At the age of 6, our little boy was struggling with certain things which were creating some concern for his father and I. These things included regular bed wetting, night terrors, struggling to make friends at school and at home sometimes becoming difficult to deal with. “Will” was basically nervous about trying new things and could get angry easily. We could sense his unhappiness, but were not sure how to help him. We spent a lot of time eliminating possibilities of what it might be and really tried everything to help him that we could think of. There wasn’t much improvement though.
Then we had the good fortune to talk to Di West about our concerns for Will and started to discuss the possibility of using the “Sleeptalk For Children” technique. After a brief consultation with Di, we answered some questions about Will about his behaviour and certain things that seemed to be worrying him. Obviously the bed wetting, night terrors and his lack of friends were at the top of the priority list for us. After further consultation, Di came up with the “formula” for us to use with Will each night after he went to sleep.
Will had previously had a regular bed wetting problem since getting out of nappies and at age 6 we were actually waking him at night and walking him to the toilet to ensure he would wake up dry and not be upset with himself. Di explained that essentially we were telling his body that it did not have to wake and walk to the toilet, as Mum or Dad would do it for him. This put him into a sleeping state that did not allow for him to wake himself to visit the bathroom. Di encouraged us to let him sleep through and risk a wet bed. This was an essential part of the process in retraining his body to wake itself up. We had to be ok with letting that happen and just trust the “Sleeptalk” process.
We started the process with Will that evening after he had gone to sleep. His father and I awoke a few times through the night and had to really be strong not to take him to the toilet.
To our surprise the next morning there was no wet bed. As we continued with “Sleeptalk” we saw some amazing changes in our little boy. We did not have one wet bed after the first night. His nightmares and night time fear disappeared, he settled down and became easier to deal with around home and his teacher reported an enormous change in his confidence and new friendships at school. He also started to perform better academically.
After a few weeks, we got a little over confident and started to miss a few nights of “Sleeptalk” with Will. Within a short period he started to wet his bed again, so we then made sure we were vigilent.

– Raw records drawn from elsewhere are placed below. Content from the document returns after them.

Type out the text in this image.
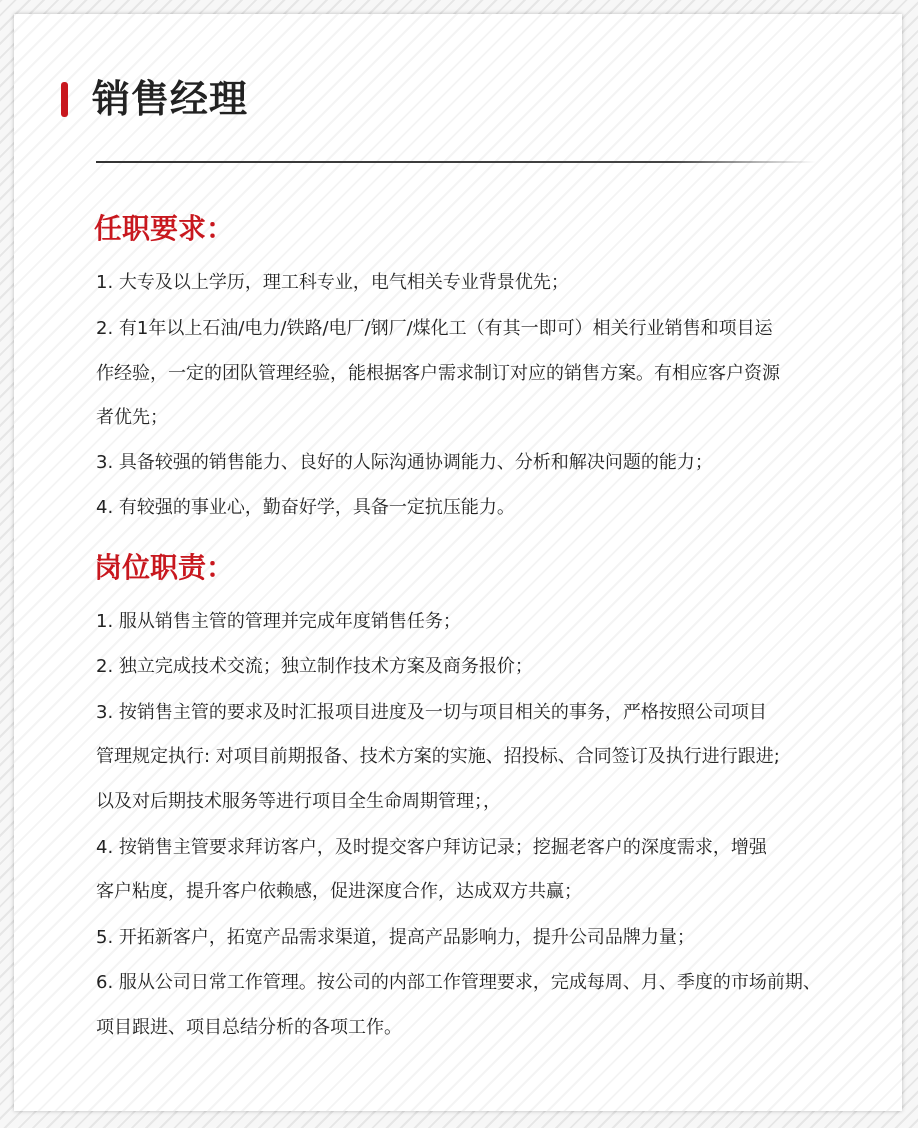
销售经理
任职要求：
1. 大专及以上学历，理工科专业，电气相关专业背景优先；
2. 有1年以上石油/电力/铁路/电厂/钢厂/煤化工（有其一即可）相关行业销售和项目运
作经验，一定的团队管理经验，能根据客户需求制订对应的销售方案。有相应客户资源
者优先；
3. 具备较强的销售能力、良好的人际沟通协调能力、分析和解决问题的能力；
4. 有较强的事业心，勤奋好学，具备一定抗压能力。
岗位职责：
1. 服从销售主管的管理并完成年度销售任务；
2. 独立完成技术交流；独立制作技术方案及商务报价；
3. 按销售主管的要求及时汇报项目进度及一切与项目相关的事务，严格按照公司项目
管理规定执行: 对项目前期报备、技术方案的实施、招投标、合同签订及执行进行跟进;
以及对后期技术服务等进行项目全生命周期管理；，
4. 按销售主管要求拜访客户，及时提交客户拜访记录；挖掘老客户的深度需求，增强
客户粘度，提升客户依赖感，促进深度合作，达成双方共赢；
5. 开拓新客户，拓宽产品需求渠道，提高产品影响力，提升公司品牌力量；
6. 服从公司日常工作管理。按公司的内部工作管理要求，完成每周、月、季度的市场前期、
项目跟进、项目总结分析的各项工作。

It has now been over 12 months and we no longer need to use the technique every night, even though it is an enjoyable and very loving process. We now use “Sleeptalk” if Will has had an especially big day and is very tired, if he runs into a problem at school, if he accidently sees something “on TV” that is frightening, or if not we just do it every week or so.
The most comforting thing for me as a Mum with this technique, is that no matter what comes up for Will as he grows, we know we can just go back to Di, make the required adjustments to the technique and we can help him instantly to let his body sort it out.
Will is now 7 and a half and is a very happy, balanced and well adjusted young boy who is definately much nicer to be around. I give Di West and the “Sleeptalk For Children” techniques full credit for this transformation in Will and fully recommend this technique to any parents out there who may be working through some issues with their child/children.